Seul le gouverneur du quartier s’est dérangé en pleine nuit. Pourtant il aurait dû y avoir deux walis puisqu’ils sont en phase de passation de consigne; il y en eut un, le nouveau, qui s’est déplacé en début d’après-midi seulement. Et pour le reste, il a fallu attendre que le Souverain s’en mêle.  Le maire, ses adjoints auraient dû se déranger; parmi ces élus, aucun n’a cru nécessaire de troubler son confort,  pour l’effondrement de maisons dans la médina de Casablanca. Un effondrement, encore un,  qui a fait 5 morts sur le coup et une vingtaine  de blessés plus ou moins graves. C’était déjà plus qu’assez pour susciter la manifestation d’un minimum de compassion.
Ce n’est pas tout.
Les sauveteurs, qui se sont mobilisés en pleine nuit, méritaient eux aussi que des officiels marquent leur soutien, appuient leurs efforts par leur présence. Ceci aurait été aussi dans le minimum de la solidarité nécessaire vis-à-vis des secouristes.
En plus, rien ne remplace l’expérience du terrain quand il faut fixer les priorités des actions étatiques  et communales.

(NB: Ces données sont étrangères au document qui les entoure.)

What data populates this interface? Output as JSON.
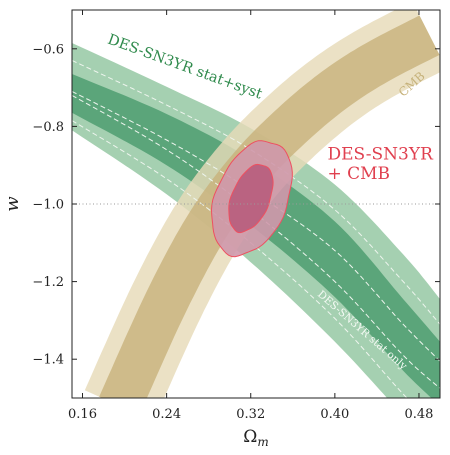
{
  "chart_data": {
    "type": "contour",
    "xlabel": "Ω",
    "xlabel_sub": "m",
    "ylabel": "w",
    "xlim": [
      0.15,
      0.5
    ],
    "ylim": [
      -1.5,
      -0.5
    ],
    "xticks": [
      0.16,
      0.24,
      0.32,
      0.4,
      0.48
    ],
    "xtick_labels": [
      "0.16",
      "0.24",
      "0.32",
      "0.40",
      "0.48"
    ],
    "yticks": [
      -1.4,
      -1.2,
      -1.0,
      -0.8,
      -0.6
    ],
    "ytick_labels": [
      "−1.4",
      "−1.2",
      "−1.0",
      "−0.8",
      "−0.6"
    ],
    "reference_line": {
      "w": -1.0,
      "style": "dotted"
    },
    "colors": {
      "sn_outer": "#a5d0b1",
      "sn_inner": "#5ba57a",
      "sn_text": "#2f8a4c",
      "cmb_outer": "#e7dab8",
      "cmb_inner": "#c8b27c",
      "cmb_text": "#c6b27b",
      "joint_outer": "#cf98ab",
      "joint_inner": "#b8607e",
      "joint_line": "#ee5060",
      "joint_text": "#e0404f"
    },
    "contours": [
      {
        "name": "SN stat+syst 68%",
        "x": [
          0.15,
          0.24,
          0.32,
          0.4,
          0.465,
          0.5
        ],
        "w_upper": [
          -0.665,
          -0.768,
          -0.885,
          -1.045,
          -1.245,
          -1.355
        ],
        "w_lower": [
          -0.765,
          -0.9,
          -1.055,
          -1.24,
          -1.43,
          -1.52
        ]
      },
      {
        "name": "SN stat+syst 95%",
        "x": [
          0.15,
          0.24,
          0.32,
          0.4,
          0.465,
          0.5
        ],
        "w_upper": [
          -0.585,
          -0.698,
          -0.805,
          -0.95,
          -1.13,
          -1.245
        ],
        "w_lower": [
          -0.81,
          -0.975,
          -1.15,
          -1.355,
          -1.545,
          -1.64
        ]
      },
      {
        "name": "CMB 95%",
        "x": [
          0.195,
          0.24,
          0.28,
          0.32,
          0.36,
          0.4,
          0.44,
          0.49
        ],
        "w_center": [
          -1.52,
          -1.25,
          -1.05,
          -0.905,
          -0.795,
          -0.705,
          -0.635,
          -0.565
        ],
        "half_width_inner": 0.021,
        "half_width_outer": 0.036
      },
      {
        "name": "DES-SN3YR + CMB 68%",
        "center": [
          0.32,
          -0.985
        ],
        "half_width": [
          0.018,
          0.092
        ],
        "angle_deg": 22
      },
      {
        "name": "DES-SN3YR + CMB 95%",
        "center": [
          0.321,
          -0.985
        ],
        "half_width": [
          0.034,
          0.155
        ],
        "angle_deg": 22
      },
      {
        "name": "SN stat only (dashed)",
        "style": "dashed",
        "x": [
          0.15,
          0.24,
          0.32,
          0.4,
          0.465,
          0.5
        ],
        "w_upper": [
          -0.71,
          -0.835,
          -0.965,
          -1.12,
          -1.31,
          -1.405
        ],
        "w_lower": [
          -0.72,
          -0.86,
          -1.015,
          -1.2,
          -1.39,
          -1.475
        ],
        "w_outer_upper": [
          -0.63,
          -0.745,
          -0.86,
          -1.015,
          -1.2,
          -1.31
        ],
        "w_outer_lower": [
          -0.785,
          -0.935,
          -1.1,
          -1.295,
          -1.49,
          -1.585
        ]
      }
    ],
    "annotations": {
      "sn_syst": "DES-SN3YR stat+syst",
      "cmb": "CMB",
      "joint_line1": "DES-SN3YR",
      "joint_line2": "+ CMB",
      "sn_stat": "DES-SN3YR stat only"
    }
  }
}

Bien sûr, ces hauts personnages répondront que leur présence ou leur absence ne change rien au drame. Certes, mais cela change tout pour les gens. Or ce sont les gens, pas les choses, qui doivent compter désormais, dans l’esprit et dans les agendas, surtout ceux des élus.
La démocratie élective n’est pas une nouvelle filière pour  désigner des êtres supérieurs, qui n’auraient pas pu réussir dans les autres filières. La démocratie élit des citoyens d’entre les citoyens pour leur confier la charge des affaires communes. Et pour les hauts fonctionnaires le principe est strictement le même sauf que la méthode est indirecte.
C’est seulement pendant cet office qu’élus et nommés bénéficient d’une distinction particulière avec le pouvoir et le décorum associés. Rien de plus.
Il ne faudrait pas qu’ils se croient devenus génétiquement supérieurs et par là dispensés de rendre des comptes. Cette époque est finie, il leur en cuirait de vouloir la rétablir.